On the other hand, ordinal variables also represent discrete categories, but they have an inherent order or ranking associated with them. Examples of ordinal variables include education level (elementary/middle/high school/college), employment status (unemployed/part-time/full-time), or customer satisfaction rating (low/medium/high).

#### **Categorical Hot-Encoding**

In [None]:
import pandas as pd

# Add all categorical features for categorical one-hot encoding in categorical_features array
data = df
categorical_features= ["Gender", "Married", "Home", "Social Profile", "Loan Category", "Employmet type","Is_verified", ]

# Perform one-hot encoding using pandas get_dummies() function
encoded_data = pd.get_dummies(data, columns=categorical_features)



#### **Ordinal Encoding**

In [None]:
# Define the ordinal categorical features array
ordinal_features = ["Tier of Employment", "Work Experience"]

# Define the pandas DataFrame for encoding
data = encoded_data

# Create a custom mapping of categories to numerical labels
tier_employment_order= list(encoded_data["Tier of Employment"].unique())
tier_employment_order.sort()

work_experience_order= [ 0, '<1', '1-2', '2-3', '3-5', '5-10','10+']

custom_mapping = [tier_employment_order, work_experience_order]

# Call the function to perform ordinal encoding
data = perform_ordinal_encoding(data, ordinal_features, custom_mapping)

In [None]:
data

### **Fix data imbalance in the target variable**

**Oversampling**

 Increase the number of instances in the minority class (defaulters) by duplicating existing examples or generating synthetic examples to achieve a balanced dataset.

In [None]:
# Specify the name of the target variable column
target_column="Defaulter"

X, y= fix_imbalance_using_oversamping(data, target_column)


**SMOTE**

SMOTE (Synthetic Minority Over-sampling Technique) is a popular technique used in machine learning and data mining to address the issue of imbalanced datasets. Imbalanced datasets are characterized by a significant difference in the number of instances between the classes, where one class (the minority class) has a much smaller representation than the other class(es) (the majority class(es)).
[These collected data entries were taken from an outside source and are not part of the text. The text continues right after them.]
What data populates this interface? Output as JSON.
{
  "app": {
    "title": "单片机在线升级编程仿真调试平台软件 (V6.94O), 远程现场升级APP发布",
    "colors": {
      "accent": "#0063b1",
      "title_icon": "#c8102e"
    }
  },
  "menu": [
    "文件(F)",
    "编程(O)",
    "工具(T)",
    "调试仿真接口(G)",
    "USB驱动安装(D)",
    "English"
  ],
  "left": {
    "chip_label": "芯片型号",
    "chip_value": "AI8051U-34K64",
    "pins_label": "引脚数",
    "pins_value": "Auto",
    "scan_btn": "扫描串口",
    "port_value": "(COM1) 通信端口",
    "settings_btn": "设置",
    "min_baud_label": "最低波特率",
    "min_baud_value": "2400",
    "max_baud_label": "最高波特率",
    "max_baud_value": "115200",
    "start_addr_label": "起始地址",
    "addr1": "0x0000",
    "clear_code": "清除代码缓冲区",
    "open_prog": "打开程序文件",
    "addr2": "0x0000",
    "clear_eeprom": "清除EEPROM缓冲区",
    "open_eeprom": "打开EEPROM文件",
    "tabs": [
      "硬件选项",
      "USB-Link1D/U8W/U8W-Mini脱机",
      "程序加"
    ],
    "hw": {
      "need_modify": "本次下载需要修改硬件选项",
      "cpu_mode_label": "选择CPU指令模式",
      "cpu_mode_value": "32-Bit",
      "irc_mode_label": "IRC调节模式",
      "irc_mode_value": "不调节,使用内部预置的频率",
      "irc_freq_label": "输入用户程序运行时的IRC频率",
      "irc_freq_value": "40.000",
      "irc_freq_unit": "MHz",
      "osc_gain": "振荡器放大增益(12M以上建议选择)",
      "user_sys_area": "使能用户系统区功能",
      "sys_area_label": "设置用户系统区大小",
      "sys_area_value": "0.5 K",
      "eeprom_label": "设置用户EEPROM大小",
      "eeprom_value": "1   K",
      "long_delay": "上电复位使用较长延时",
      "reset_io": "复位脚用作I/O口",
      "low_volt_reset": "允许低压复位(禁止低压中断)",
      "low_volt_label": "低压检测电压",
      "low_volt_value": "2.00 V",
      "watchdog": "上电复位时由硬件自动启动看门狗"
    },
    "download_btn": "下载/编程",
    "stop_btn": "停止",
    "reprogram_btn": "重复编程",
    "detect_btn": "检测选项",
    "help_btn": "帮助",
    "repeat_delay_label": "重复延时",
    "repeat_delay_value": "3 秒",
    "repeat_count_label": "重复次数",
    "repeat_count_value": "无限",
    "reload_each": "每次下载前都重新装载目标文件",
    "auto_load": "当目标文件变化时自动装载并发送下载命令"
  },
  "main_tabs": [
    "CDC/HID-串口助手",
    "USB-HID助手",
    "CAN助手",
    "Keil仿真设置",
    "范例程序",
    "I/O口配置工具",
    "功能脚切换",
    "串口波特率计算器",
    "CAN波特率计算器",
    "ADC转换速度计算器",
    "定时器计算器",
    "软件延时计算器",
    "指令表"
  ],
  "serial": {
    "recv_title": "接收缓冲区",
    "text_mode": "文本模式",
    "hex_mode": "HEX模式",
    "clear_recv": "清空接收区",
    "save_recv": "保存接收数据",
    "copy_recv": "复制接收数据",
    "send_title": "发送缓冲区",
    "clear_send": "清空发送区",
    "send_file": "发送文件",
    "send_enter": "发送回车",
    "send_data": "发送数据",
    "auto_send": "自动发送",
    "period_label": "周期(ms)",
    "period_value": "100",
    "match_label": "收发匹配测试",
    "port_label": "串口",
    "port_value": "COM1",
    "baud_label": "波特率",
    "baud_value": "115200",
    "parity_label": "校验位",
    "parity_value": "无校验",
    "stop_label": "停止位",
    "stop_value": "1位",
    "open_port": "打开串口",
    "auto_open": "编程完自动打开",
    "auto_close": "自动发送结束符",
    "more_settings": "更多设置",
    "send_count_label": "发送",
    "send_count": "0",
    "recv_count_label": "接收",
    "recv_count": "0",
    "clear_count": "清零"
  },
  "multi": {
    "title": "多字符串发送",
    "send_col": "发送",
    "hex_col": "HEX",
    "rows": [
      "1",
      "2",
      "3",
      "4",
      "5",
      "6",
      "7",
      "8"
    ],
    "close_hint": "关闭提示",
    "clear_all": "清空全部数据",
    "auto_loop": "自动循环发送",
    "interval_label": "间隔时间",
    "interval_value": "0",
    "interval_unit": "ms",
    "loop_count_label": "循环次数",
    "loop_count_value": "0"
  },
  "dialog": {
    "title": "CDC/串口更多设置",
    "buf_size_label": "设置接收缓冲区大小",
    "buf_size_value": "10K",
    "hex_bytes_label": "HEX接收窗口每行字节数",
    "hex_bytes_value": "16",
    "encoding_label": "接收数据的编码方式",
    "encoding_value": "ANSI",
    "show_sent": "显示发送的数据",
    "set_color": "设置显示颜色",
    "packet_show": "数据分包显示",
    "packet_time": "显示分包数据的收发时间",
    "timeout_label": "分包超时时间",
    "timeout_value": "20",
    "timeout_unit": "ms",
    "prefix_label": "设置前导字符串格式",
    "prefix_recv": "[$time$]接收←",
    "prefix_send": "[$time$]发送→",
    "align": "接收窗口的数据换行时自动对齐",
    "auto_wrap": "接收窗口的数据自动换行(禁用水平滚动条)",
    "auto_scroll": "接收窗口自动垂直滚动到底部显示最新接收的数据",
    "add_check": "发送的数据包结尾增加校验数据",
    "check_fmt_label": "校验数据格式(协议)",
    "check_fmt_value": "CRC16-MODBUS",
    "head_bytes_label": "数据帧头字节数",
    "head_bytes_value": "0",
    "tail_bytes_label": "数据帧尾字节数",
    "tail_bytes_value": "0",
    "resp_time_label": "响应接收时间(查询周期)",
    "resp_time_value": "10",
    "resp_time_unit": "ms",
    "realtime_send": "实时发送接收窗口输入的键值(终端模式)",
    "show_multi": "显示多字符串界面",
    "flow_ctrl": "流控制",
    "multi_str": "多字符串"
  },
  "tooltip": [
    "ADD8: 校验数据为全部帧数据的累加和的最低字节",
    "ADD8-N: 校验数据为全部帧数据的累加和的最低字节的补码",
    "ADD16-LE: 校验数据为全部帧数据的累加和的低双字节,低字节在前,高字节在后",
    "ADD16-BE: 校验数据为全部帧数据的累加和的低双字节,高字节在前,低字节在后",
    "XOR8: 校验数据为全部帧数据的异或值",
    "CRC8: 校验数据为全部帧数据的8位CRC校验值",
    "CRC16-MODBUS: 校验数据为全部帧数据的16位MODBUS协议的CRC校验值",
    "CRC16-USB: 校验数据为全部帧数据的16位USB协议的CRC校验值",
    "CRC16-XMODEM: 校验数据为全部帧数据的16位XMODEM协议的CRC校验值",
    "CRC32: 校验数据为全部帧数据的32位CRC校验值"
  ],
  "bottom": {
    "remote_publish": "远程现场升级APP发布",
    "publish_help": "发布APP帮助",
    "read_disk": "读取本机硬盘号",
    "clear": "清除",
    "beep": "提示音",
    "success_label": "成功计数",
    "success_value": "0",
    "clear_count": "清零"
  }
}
SMOTE works by generating synthetic samples for the minority class to balance the class distribution. It does this by creating synthetic examples along the line segments connecting minority class instances. Here's a high-level overview of how SMOTE works:

For each instance in the minority class, SMOTE selects one or more of its k nearest neighbors from the same class. The value of k is a user-defined parameter.
Synthetic samples are created by randomly selecting one or more of the nearest neighbors and using them to form new samples. This is done by interpolating the feature values between the selected instance and its neighbor(s). For example, if there are two nearest neighbors, SMOTE can create a synthetic sample by taking a weighted average of the feature values of the two neighbors.
The synthetic samples are added to the dataset, effectively increasing the representation of the minority class. This process is repeated until the desired balance between the classes is achieved.
SMOTE helps to overcome the problem of imbalanced datasets by increasing the diversity of the minority class and reducing the bias towards the majority class during training. This can improve the performance of machine learning models by ensuring that the model is exposed to a more balanced representation of the data.


In [None]:
import pandas as pd
from imblearn.over_sampling import SMOTE

# Assuming you have your pandas DataFrame df with features and target variable

# Separate the features (X) and target variable (y) from the DataFrame
X = data.drop('Defaulter', axis=1)
y = data['Defaulter']

# Initialize the SMOTE oversampling algorithm
smote = SMOTE(random_state=42)

# Convert X and y to NumPy arrays
X_array = X.values
y_array = y.values

# Perform oversampling on the data
X_resampled, y_resampled = smote.fit_resample(X_array, y_array)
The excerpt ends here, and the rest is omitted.